Le Bureau de l’Assemblée nationale inscrit l’interpellation à l’ordre du jour de la séance la plus proche, au cours de laquelle son auteur est invité à en exposer le contenu et les motifs à l’Assemblée plénière.

Si l’objet de l’interpellation est approuvé, elle est inscrite en priorité au calendrier des travaux.

Article 174

L’interpellé se présente devant l’Assemblée nationale dans le délai de huit jours francs à dater de la notification de l’interpellation.

Si l’objet de l’interpellation concerne la politique générale du Gouvernement, le Premier Ministre est chargé d’y répondre.

Article 175

A la plénière de l’Assemblée nationale programmée à cet effet, l’interpellé donne ses explications après l’exposé de l’interpellateur.

Le Président ouvre le débat en invitant les députés inscrits à faire leurs interventions.

Ces interventions sont suivies par la réponse en réplique de l’interpellé. Le débat est clos par la dernière réplique de l’interpellateur.

Article 176

Les conclusions du débat comportant, le cas échéant, les recommandations ou les motions de l’Assemblée nationale, font l’objet d’un rapport approuvé par la plénière et transmis, selon le cas, au Président de la République, au Premier ministre, au Ministre de tutelle par le Bureau de l’Assemblée nationale dans les soixante douze heures suivant la clôture du débat.

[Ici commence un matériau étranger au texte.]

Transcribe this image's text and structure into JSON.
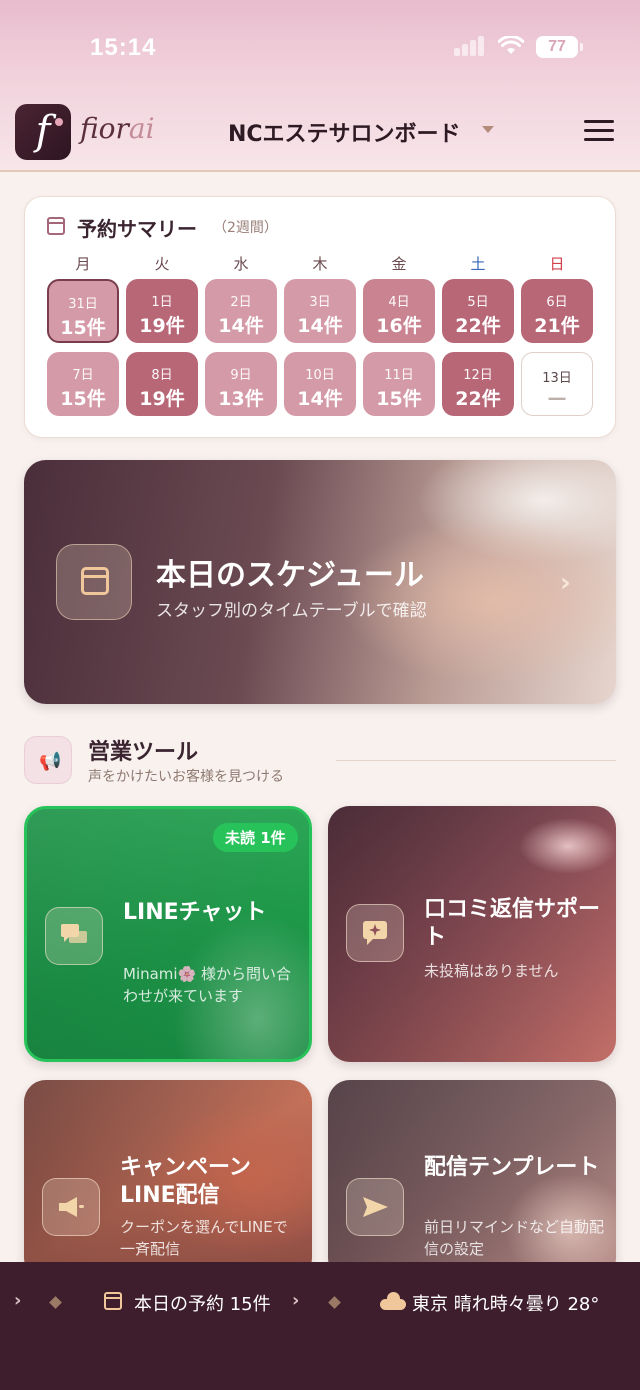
{
  "status_bar": {
    "time": "15:14",
    "battery": "77"
  },
  "header": {
    "logo_mark": "f",
    "logo_text_main": "fior",
    "logo_text_accent": "ai",
    "store_name": "NCエステサロンボード",
    "icons": {
      "store_caret": "caret-down-icon",
      "menu": "hamburger-menu-icon"
    }
  },
  "summary": {
    "title": "予約サマリー",
    "subtitle": "（2週間）",
    "weekdays": [
      "月",
      "火",
      "水",
      "木",
      "金",
      "土",
      "日"
    ],
    "weeks": [
      [
        {
          "date": "31日",
          "count": "15件",
          "level": "lo",
          "selected": true
        },
        {
          "date": "1日",
          "count": "19件",
          "level": "hi"
        },
        {
          "date": "2日",
          "count": "14件",
          "level": "lo"
        },
        {
          "date": "3日",
          "count": "14件",
          "level": "lo"
        },
        {
          "date": "4日",
          "count": "16件",
          "level": "md"
        },
        {
          "date": "5日",
          "count": "22件",
          "level": "hi"
        },
        {
          "date": "6日",
          "count": "21件",
          "level": "hi"
        }
      ],
      [
        {
          "date": "7日",
          "count": "15件",
          "level": "lo"
        },
        {
          "date": "8日",
          "count": "19件",
          "level": "hi"
        },
        {
          "date": "9日",
          "count": "13件",
          "level": "lo"
        },
        {
          "date": "10日",
          "count": "14件",
          "level": "lo"
        },
        {
          "date": "11日",
          "count": "15件",
          "level": "lo"
        },
        {
          "date": "12日",
          "count": "22件",
          "level": "hi"
        },
        {
          "date": "13日",
          "count": "—",
          "level": "empty"
        }
      ]
    ]
  },
  "schedule": {
    "title": "本日のスケジュール",
    "subtitle": "スタッフ別のタイムテーブルで確認",
    "icon": "calendar-icon"
  },
  "tools": {
    "title": "営業ツール",
    "subtitle": "声をかけたいお客様を見つける",
    "icon": "megaphone-icon"
  },
  "tiles": {
    "line_chat": {
      "title": "LINEチャット",
      "subtitle": "Minami🌸 様から問い合わせが来ています",
      "badge": "未読 1件",
      "icon": "chat-bubbles-icon"
    },
    "review": {
      "title": "口コミ返信サポート",
      "subtitle": "未投稿はありません",
      "icon": "sparkle-message-icon"
    },
    "campaign": {
      "title": "キャンペーンLINE配信",
      "subtitle": "クーポンを選んでLINEで一斉配信",
      "icon": "megaphone-icon"
    },
    "template": {
      "title": "配信テンプレート",
      "subtitle": "前日リマインドなど自動配信の設定",
      "icon": "send-icon"
    }
  },
  "ticker": {
    "today_reservations": "本日の予約 15件",
    "weather": "東京 晴れ時々曇り 28°"
  }
}
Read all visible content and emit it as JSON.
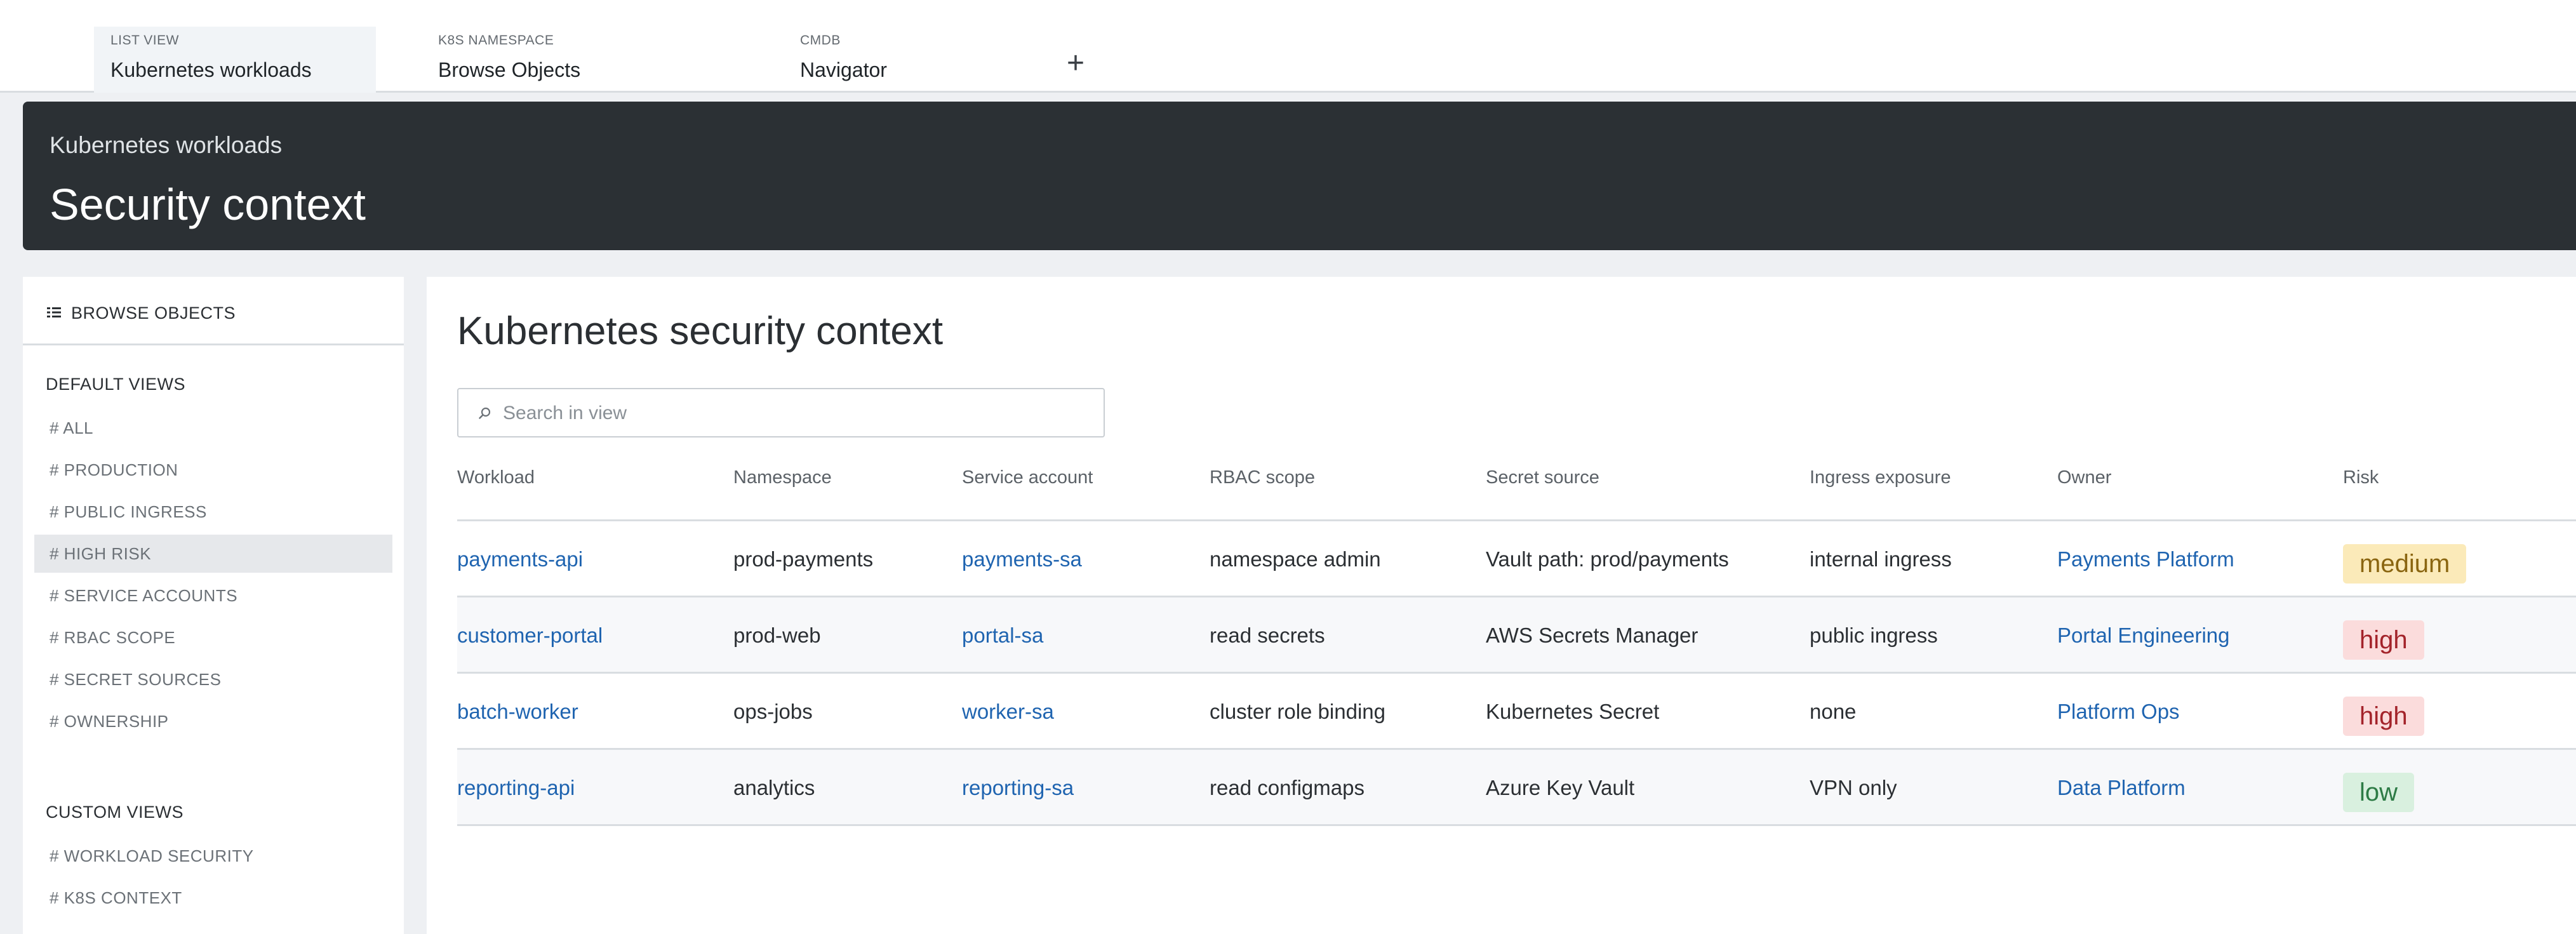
{
  "tabs": [
    {
      "kicker": "LIST VIEW",
      "title": "Kubernetes workloads",
      "active": true
    },
    {
      "kicker": "K8S NAMESPACE",
      "title": "Browse Objects",
      "active": false
    },
    {
      "kicker": "CMDB",
      "title": "Navigator",
      "active": false
    }
  ],
  "add_tab_label": "+",
  "header": {
    "breadcrumb": "Kubernetes workloads",
    "title": "Security context"
  },
  "sidebar": {
    "heading": "BROWSE OBJECTS",
    "default_views_title": "DEFAULT VIEWS",
    "default_views": [
      {
        "label": "# ALL"
      },
      {
        "label": "# PRODUCTION"
      },
      {
        "label": "# PUBLIC INGRESS"
      },
      {
        "label": "# HIGH RISK",
        "active": true
      },
      {
        "label": "# SERVICE ACCOUNTS"
      },
      {
        "label": "# RBAC SCOPE"
      },
      {
        "label": "# SECRET SOURCES"
      },
      {
        "label": "# OWNERSHIP"
      }
    ],
    "custom_views_title": "CUSTOM VIEWS",
    "custom_views": [
      {
        "label": "# WORKLOAD SECURITY"
      },
      {
        "label": "# K8S CONTEXT"
      }
    ]
  },
  "main": {
    "title": "Kubernetes security context",
    "search": {
      "placeholder": "Search in view",
      "value": ""
    },
    "columns": [
      "Workload",
      "Namespace",
      "Service account",
      "RBAC scope",
      "Secret source",
      "Ingress exposure",
      "Owner",
      "Risk"
    ],
    "rows": [
      {
        "workload": "payments-api",
        "namespace": "prod-payments",
        "service_account": "payments-sa",
        "rbac_scope": "namespace admin",
        "secret_source": "Vault path: prod/payments",
        "ingress": "internal ingress",
        "owner": "Payments Platform",
        "risk": "medium"
      },
      {
        "workload": "customer-portal",
        "namespace": "prod-web",
        "service_account": "portal-sa",
        "rbac_scope": "read secrets",
        "secret_source": "AWS Secrets Manager",
        "ingress": "public ingress",
        "owner": "Portal Engineering",
        "risk": "high"
      },
      {
        "workload": "batch-worker",
        "namespace": "ops-jobs",
        "service_account": "worker-sa",
        "rbac_scope": "cluster role binding",
        "secret_source": "Kubernetes Secret",
        "ingress": "none",
        "owner": "Platform Ops",
        "risk": "high"
      },
      {
        "workload": "reporting-api",
        "namespace": "analytics",
        "service_account": "reporting-sa",
        "rbac_scope": "read configmaps",
        "secret_source": "Azure Key Vault",
        "ingress": "VPN only",
        "owner": "Data Platform",
        "risk": "low"
      }
    ]
  },
  "colors": {
    "header_bg": "#2b3034",
    "link": "#1f64b0",
    "risk_medium": "#fbeab9",
    "risk_high": "#fbdcdc",
    "risk_low": "#d9f0df"
  }
}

Au cas où les recommandations contiennent des propositions de sanctions et que dans les trente jours qui suivent la transmission du rapport au Président de la

République, au Premier ministre et au Ministre de tutelle, ces sanctions ne sont pas prises, le Président de l’Assemblée nationale saisit l’autorité judiciaire compétente conformément à la loi.

Article 177

En cas de refus de l’interpellé ou s’il se présente après le délai ci-dessus, le Bureau adresse un rapport circonstancié approuvé par la plénière avec ses recommandations au Président de la République si l’interpellé est le Premier ministre ; au Premier ministre si l’interpellé est membre du Gouvernement ; au Ministre de tutelle, s’il est gestionnaire d’une entreprise publique, d’un établissement ou d’un service public.

 


 

 

            La motion inédite d’interpellation du chef du Gouvernement est intervenue dans un climat politique tendu, marqué par les discours de rentrée parlementaire du 15 mars 2008, prononcés par des personnalités proches du pouvoir : Vital KAMERHE, Président de l'Assemblée Nationale, et Léon KENGO WA DONDO, Président du Sénat, ont fait publiquement l’inventaire sans complaisance des graves problèmes sécuritaires, économiques et sociaux, que rencontre la République Démocratique du Congo. Delly SESANGA DJA KASENG, député de l’opposition, n’a fait, en somme, que développer, dans le texte de son interpellation, l’appréciation critique d’une année de Gouvernement d’Antoine GIZENGA, que partageaient la plupart des parlementaires, de retour de leurs circonscriptions. Son initiative de mettre en cause directement le Premier ministre rencontrait aussi la volonté des présidents des assemblées de rehausser l’institution parlementaire. C’est à ce double titre que la lecture du texte de l’interpellation, publié par le journal "La Prospérité", s’impose :

 

Excellence Monsieur le Premier Ministre,

 Au moment où le Gouvernement que vous dirigez accomplit, ce 24 février 2008, un an de service dans le cadre de cette première législature de la 3ème République, soit 20% de sa durée théorique maximale ; il est venu le temps, ainsi que vous vous étiez engagé devant la représentation nationale, de rendre compte sur la politique conformément à l’article 91 alinéa 2 de la Constitution. Prenant appui sur les articles 100 al.2 et 138-3 de la Constitution et 152- 3, 171,172 du Règlement intérieur de l’Assemblée nationale, j’ai l’honneur de vous interpeller conformément à l’article 174 alinéa 2 du Règlement intérieur précité, sur l’exercice de votre autorité, comme chef du Gouvernement, dans la conduite de la politique générale du Gouvernement sur les points qui suivent.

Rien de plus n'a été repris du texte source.